REF: epanet 2012 vs6 SOT: epanet 2012 vs10
32 tests passing and 13 tests failing
receipt.txt
At this point I think the majority of the differences can be attributed to the compiler changing from VS6 to VS10. I will investigate more tomorrow.
@michaeltryby I'm now looking at the 6848-68nodes
network. According to the receipt.txt file there are small differences in some values, in the range of 0.0001 (absolute). I'm getting these absolute differences (which are very small):
net.txt
However, as I understand it, the test which is running is using a relative diff value rtol=0.1
(the absolute tol is zero). This means that the diff between the test and base values should be larger than 10% of the base absolute value for the test to fail. Looking again at the values in the receipt.txt file (x and y arrays) I don' see these differences so I'm not sure why this is failing.
@eladsal good point! I will try and run that to ground.

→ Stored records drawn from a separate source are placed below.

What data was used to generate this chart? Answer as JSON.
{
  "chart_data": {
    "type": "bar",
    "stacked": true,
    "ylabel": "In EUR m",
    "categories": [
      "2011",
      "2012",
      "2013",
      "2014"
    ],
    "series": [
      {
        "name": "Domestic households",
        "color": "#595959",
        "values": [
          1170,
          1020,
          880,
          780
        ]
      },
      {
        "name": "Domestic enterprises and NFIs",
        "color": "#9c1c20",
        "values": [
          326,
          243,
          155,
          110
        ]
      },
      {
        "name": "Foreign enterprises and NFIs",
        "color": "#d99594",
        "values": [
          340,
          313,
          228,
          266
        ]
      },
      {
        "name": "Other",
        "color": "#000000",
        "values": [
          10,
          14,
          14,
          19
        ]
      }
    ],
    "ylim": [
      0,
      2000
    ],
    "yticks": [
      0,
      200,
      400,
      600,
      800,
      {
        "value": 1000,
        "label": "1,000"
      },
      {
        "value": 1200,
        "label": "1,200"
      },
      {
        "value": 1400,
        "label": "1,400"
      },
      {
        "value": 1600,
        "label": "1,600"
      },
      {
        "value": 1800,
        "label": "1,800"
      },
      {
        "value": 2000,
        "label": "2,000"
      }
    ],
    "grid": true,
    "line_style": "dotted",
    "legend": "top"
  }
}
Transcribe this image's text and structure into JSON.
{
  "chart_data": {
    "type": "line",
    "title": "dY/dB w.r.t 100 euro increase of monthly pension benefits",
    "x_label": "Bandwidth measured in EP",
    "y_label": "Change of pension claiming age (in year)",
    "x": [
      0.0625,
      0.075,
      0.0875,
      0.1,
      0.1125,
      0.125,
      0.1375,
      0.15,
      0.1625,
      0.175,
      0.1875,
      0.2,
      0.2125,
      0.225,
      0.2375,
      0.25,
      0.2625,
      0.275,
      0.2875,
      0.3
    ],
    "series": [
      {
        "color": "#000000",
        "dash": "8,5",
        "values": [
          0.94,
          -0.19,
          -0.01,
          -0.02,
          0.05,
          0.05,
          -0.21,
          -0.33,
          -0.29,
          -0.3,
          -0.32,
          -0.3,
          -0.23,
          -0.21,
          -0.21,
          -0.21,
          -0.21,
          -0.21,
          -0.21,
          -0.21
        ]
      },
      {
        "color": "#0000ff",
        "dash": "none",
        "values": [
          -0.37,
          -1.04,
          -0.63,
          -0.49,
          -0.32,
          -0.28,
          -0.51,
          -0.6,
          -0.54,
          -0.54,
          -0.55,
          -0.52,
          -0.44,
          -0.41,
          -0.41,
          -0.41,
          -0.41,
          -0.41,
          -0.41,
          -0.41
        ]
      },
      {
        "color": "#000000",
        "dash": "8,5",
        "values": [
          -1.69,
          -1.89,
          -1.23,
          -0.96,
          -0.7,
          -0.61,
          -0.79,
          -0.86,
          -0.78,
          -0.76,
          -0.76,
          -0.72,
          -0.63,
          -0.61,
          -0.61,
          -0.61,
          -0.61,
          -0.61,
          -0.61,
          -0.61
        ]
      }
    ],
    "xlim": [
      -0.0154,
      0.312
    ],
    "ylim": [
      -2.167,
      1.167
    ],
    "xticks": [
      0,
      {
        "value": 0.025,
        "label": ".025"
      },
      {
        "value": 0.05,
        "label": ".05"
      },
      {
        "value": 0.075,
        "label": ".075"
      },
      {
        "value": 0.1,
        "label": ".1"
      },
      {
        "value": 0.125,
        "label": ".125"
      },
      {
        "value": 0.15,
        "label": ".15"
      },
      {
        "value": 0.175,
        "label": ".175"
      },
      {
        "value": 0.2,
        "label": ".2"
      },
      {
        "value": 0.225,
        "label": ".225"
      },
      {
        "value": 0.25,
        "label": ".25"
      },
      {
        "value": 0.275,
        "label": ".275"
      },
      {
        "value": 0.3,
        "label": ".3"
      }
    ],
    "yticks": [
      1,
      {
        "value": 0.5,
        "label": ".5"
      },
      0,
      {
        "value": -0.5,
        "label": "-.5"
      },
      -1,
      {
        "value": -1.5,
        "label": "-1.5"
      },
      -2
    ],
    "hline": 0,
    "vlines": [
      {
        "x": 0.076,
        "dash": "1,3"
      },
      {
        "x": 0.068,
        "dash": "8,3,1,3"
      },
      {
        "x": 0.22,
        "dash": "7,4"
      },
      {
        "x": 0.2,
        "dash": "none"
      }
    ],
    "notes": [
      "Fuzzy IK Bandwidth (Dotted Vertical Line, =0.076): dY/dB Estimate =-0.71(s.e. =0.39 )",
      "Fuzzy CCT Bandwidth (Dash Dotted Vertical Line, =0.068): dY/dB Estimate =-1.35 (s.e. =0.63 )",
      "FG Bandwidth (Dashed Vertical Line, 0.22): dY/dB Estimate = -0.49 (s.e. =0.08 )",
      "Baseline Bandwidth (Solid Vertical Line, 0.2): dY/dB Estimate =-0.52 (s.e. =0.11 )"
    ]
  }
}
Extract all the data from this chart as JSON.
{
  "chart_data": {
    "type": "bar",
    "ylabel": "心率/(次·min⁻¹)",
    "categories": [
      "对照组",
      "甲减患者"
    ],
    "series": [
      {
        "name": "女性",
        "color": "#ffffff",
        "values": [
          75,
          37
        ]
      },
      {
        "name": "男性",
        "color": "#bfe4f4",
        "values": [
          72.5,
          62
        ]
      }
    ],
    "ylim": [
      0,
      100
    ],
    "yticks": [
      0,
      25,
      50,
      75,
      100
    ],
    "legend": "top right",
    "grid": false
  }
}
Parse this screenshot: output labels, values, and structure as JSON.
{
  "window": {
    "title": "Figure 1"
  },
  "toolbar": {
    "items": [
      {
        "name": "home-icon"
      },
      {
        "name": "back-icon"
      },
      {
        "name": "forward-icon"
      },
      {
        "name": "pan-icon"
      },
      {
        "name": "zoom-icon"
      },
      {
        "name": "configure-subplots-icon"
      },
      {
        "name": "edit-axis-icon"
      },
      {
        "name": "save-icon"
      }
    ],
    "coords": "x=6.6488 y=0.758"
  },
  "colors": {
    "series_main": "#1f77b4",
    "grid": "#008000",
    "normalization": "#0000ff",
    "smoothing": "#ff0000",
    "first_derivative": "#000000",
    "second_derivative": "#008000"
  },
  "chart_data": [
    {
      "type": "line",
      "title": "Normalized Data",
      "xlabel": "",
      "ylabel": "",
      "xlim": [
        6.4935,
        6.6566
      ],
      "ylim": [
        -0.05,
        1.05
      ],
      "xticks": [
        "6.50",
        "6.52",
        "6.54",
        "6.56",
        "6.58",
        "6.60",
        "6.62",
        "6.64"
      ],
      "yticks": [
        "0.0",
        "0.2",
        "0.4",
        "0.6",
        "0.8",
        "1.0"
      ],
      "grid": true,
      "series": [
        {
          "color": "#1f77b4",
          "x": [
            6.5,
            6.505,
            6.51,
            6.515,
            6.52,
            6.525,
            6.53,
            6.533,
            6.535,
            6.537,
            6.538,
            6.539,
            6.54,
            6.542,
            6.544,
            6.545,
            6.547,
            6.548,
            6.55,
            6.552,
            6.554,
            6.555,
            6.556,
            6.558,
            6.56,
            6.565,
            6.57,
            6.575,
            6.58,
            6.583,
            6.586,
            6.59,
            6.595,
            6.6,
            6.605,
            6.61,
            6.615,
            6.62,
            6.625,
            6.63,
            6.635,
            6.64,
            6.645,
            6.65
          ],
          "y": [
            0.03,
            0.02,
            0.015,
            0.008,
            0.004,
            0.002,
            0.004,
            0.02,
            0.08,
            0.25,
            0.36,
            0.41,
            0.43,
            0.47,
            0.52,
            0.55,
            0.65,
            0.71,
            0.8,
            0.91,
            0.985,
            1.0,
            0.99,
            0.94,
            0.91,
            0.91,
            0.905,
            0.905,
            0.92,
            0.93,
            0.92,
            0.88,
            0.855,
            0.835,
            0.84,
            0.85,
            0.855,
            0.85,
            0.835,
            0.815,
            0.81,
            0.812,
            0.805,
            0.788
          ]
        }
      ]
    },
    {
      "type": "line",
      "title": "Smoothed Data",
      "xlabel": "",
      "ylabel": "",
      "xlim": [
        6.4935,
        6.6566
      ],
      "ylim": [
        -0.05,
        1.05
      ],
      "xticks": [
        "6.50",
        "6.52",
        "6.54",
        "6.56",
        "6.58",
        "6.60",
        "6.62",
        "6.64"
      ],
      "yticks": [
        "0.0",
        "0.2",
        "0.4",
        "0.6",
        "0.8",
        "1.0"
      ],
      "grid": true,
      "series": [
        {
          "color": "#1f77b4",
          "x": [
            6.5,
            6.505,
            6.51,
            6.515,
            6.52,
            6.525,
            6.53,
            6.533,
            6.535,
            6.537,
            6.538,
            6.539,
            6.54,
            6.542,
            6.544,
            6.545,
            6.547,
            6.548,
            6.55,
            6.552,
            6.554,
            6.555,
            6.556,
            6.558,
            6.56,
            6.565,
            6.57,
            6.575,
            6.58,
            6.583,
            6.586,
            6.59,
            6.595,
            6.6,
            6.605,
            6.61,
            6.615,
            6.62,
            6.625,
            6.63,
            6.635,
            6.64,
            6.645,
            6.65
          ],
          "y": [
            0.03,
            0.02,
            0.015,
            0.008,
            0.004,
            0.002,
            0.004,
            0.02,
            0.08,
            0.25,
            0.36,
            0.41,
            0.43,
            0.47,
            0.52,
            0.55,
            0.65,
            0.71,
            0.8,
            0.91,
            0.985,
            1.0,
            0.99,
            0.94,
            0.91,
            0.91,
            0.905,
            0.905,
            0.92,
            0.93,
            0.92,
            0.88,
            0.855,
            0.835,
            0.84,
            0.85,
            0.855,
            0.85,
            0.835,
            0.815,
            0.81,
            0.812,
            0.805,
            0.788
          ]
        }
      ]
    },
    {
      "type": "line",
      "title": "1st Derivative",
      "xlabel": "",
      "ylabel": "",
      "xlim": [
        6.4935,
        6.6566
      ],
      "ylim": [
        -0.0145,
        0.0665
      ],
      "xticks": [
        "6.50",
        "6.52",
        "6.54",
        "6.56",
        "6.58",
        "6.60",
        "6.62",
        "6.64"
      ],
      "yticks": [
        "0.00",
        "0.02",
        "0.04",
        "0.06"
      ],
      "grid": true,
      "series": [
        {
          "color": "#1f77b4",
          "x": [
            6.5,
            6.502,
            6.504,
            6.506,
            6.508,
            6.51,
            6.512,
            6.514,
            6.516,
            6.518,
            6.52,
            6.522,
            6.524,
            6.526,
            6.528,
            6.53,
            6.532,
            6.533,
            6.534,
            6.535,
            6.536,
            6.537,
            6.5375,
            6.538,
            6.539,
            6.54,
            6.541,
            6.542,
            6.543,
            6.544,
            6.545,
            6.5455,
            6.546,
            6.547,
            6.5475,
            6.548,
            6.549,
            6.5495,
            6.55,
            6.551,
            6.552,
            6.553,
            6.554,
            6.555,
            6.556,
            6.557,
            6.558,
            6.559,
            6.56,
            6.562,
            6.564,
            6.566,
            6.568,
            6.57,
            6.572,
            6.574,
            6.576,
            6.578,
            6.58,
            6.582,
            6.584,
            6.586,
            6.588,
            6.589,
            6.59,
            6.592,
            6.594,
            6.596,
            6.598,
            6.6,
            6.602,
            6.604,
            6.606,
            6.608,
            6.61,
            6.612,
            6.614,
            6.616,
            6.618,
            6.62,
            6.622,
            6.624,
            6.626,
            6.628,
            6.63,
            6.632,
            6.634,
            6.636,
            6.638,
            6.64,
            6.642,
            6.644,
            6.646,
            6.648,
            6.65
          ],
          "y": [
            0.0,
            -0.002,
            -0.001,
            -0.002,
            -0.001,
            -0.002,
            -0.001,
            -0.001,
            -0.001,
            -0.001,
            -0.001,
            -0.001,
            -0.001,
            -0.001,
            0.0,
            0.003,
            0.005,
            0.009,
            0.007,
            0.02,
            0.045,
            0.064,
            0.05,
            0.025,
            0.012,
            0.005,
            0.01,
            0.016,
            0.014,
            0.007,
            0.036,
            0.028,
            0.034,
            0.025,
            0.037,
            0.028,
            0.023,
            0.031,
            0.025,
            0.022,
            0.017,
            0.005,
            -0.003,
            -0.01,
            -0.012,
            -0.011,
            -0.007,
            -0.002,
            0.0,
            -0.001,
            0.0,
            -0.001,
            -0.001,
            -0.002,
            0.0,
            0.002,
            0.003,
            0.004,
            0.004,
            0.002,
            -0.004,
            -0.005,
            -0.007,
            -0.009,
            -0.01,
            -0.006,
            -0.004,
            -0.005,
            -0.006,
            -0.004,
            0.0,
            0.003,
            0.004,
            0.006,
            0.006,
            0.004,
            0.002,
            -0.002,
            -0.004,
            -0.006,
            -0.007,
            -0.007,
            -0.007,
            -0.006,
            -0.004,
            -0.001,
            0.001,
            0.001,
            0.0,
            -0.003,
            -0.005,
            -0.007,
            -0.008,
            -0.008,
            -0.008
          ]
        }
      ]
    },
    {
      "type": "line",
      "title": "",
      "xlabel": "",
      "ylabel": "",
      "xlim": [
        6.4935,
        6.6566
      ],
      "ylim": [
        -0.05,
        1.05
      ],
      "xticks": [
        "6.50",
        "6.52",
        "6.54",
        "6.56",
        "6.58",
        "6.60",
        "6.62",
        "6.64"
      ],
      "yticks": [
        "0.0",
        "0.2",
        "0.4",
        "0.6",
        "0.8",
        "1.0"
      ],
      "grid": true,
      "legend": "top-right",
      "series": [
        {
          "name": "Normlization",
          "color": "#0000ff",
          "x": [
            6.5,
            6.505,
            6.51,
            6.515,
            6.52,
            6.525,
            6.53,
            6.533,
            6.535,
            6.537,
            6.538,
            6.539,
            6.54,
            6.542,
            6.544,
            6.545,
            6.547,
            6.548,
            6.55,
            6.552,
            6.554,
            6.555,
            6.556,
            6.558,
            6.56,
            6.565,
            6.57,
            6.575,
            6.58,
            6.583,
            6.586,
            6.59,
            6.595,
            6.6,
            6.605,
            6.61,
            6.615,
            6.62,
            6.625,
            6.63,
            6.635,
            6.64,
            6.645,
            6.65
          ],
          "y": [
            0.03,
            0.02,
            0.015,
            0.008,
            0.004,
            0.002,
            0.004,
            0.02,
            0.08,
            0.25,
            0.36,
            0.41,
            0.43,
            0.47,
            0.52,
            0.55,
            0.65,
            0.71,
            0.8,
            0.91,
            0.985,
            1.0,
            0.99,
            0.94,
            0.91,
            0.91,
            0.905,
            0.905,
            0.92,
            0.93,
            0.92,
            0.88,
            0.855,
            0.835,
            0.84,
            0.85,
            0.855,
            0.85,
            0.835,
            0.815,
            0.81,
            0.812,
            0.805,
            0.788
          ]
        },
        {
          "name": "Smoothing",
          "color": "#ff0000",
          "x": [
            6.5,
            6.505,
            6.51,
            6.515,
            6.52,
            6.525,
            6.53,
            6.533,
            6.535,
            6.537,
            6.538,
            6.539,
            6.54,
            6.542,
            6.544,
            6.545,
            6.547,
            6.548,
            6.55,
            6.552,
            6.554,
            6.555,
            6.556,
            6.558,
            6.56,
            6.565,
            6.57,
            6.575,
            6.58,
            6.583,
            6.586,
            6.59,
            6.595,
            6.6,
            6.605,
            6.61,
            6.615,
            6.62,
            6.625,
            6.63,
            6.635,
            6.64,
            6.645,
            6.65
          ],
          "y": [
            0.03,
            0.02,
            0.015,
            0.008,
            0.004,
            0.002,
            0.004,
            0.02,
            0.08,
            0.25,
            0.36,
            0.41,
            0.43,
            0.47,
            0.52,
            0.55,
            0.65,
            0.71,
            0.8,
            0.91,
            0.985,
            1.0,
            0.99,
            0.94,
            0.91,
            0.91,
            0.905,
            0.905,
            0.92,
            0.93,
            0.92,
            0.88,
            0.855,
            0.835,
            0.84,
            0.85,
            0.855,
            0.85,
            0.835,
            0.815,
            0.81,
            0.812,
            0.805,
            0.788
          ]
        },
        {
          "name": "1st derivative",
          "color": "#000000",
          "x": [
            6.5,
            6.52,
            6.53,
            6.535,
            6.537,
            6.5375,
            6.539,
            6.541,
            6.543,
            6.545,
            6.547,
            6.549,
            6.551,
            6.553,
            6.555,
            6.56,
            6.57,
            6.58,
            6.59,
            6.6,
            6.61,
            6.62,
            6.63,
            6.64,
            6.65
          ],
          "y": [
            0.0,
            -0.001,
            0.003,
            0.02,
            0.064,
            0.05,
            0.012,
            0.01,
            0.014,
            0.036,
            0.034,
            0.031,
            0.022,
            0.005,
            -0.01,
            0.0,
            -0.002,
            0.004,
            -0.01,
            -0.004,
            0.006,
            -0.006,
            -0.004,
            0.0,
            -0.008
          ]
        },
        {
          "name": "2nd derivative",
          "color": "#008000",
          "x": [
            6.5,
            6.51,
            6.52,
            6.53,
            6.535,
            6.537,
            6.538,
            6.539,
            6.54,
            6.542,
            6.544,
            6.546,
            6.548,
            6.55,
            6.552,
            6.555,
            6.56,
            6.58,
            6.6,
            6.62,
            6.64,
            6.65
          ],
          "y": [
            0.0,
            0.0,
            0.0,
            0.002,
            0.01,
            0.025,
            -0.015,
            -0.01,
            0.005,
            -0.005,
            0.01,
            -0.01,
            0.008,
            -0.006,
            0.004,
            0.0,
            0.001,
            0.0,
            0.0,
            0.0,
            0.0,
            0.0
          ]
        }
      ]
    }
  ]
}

@eladsal and @samhatchett finally got a chance to look at this. I have some good news! When I run REF: epanet 2012 vs10 SUT: epanet 220dev vs10 45 tests pass and 0 tests fail receipt.txt This means that 100% of the failing tests can be attributed to the VS6 to VS10 compiler port. I double checked my testing rig to confirm. So I'm reasonably certain that this is the case.
How would you like to proceed?
@michaeltryby and @samhatchett, if you were to skip VS2010 and port all the way to a newer version of VS, which compiler would you choose? This is going to be the same question on the SWMM side.
Does this also fix the Linux build regression?
@michaeltryby good news! It was failing before, right? What was the problem?
BTW, the receipt show that the ref version is 2.2.0dev and the test one is 2.0.12
@samhatchett No that does not fix the Linux build regression. @eladsal Yeah they are reversed but it doesn't make a difference. The result is the same either way.
@bemcdonnell great question. We should discuss and come to a consensus decision.
CI is running on this repo to help us maintain quality control. The build is currently failing! Maintaining the build in a passing state should be a high priority of the project.
Closer examination of the regression tests indicate that the water quality has changed relative to benchmark version 2.0.12. I believe this may be related to code modifications made for sequential hydraulic and water quality simulation - i.e. "LemonTiger".
Do you have any preferences on how this issue should be resolved? Sequential WQ simulation is already implemented in the epanet-dev repo. Should we roll back or fix and maintain it here?